Under Pratt’s Order, same-sex couples are afforded the same parental rights as opposite-sex couples, which means two mothers can be listed on a child’s birth certificate without the necessity of an adoption. Earlier this year, Indiana Attorney General Curtis Hill appealed the order and, looking to the remarks made at oral arguments by the three-judge panel for the Seventh Circuit Court of Appeals, it seems the Court may be leaning towards reversing Pratt’s ruling.

“You Can’t Overcome Biology”

Judge Diane S. Sykes drew distinction between biological parentage and parental rights stating, “You can’t overcome biology. If the state defines parenthood by virtue of biology, no argument under the Equal Protection Clause or the substantive due process clause can overcome that.”
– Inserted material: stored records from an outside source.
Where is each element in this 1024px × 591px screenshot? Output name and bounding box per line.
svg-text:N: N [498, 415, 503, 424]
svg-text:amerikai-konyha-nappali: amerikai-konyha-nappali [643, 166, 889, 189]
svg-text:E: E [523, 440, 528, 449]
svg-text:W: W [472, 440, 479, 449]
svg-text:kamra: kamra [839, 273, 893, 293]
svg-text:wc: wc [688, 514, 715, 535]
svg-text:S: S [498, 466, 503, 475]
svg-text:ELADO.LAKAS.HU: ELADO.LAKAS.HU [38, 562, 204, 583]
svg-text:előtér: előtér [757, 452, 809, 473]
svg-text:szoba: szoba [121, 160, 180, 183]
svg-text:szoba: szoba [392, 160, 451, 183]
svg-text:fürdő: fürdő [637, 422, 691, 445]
Sykes’ statement brings to light an important point. Attorney for the eight couples, Karen Celestino-Horseman, argued that parenthood is no longer defined by biology, but Sykes fired back and pointed out, “That’s a policy argument to take to the legislature.”

Judges Seem to Be Leaning Towards Ruling Law Isn’t Discriminatory

There are two ways to get parental rights: through the adoption process or via the paternity statute. Under the adoption statute, a spouse who is not the birth mother must adopt a child to gain any legal parental rights. This is true even if the spouse used her egg for the pregnancy; so, although the birth mother may have no biological ties to the child, the State recognizes the birth mother as a parent.

In the situation above, the same-sex spouse who happens to be the egg donor, with biological ties to the child, is not considered a parent and does not have any legal parental rights. However, under the paternity statute, a husband can be presumed to be the father in an opposite-sex marriage, regardless of biological ties.

Celestino-Horseman argued wedded status should apply the same for same-sex couples as it does for opposite-sex couples. Sykes pointed out that the statute created a “paternity presumption that just is impossible in a same-sex marriage situation.” Rather than being a case of discrimination, the Judge pointed out that the couples may be seeking a redefinition of parenthood.

The couples argued further that opposite-sex couples can also say the husband is the father of a child even when that child is conceived via sperm donor. The law, however, requires a mother to state when the husband is not the father and just because people don’t follow the law, as Judge Frank H. Easterbrook pointed out, doesn’t make the law discriminatory.

The Judges took the case under advisement and should rule at a later date.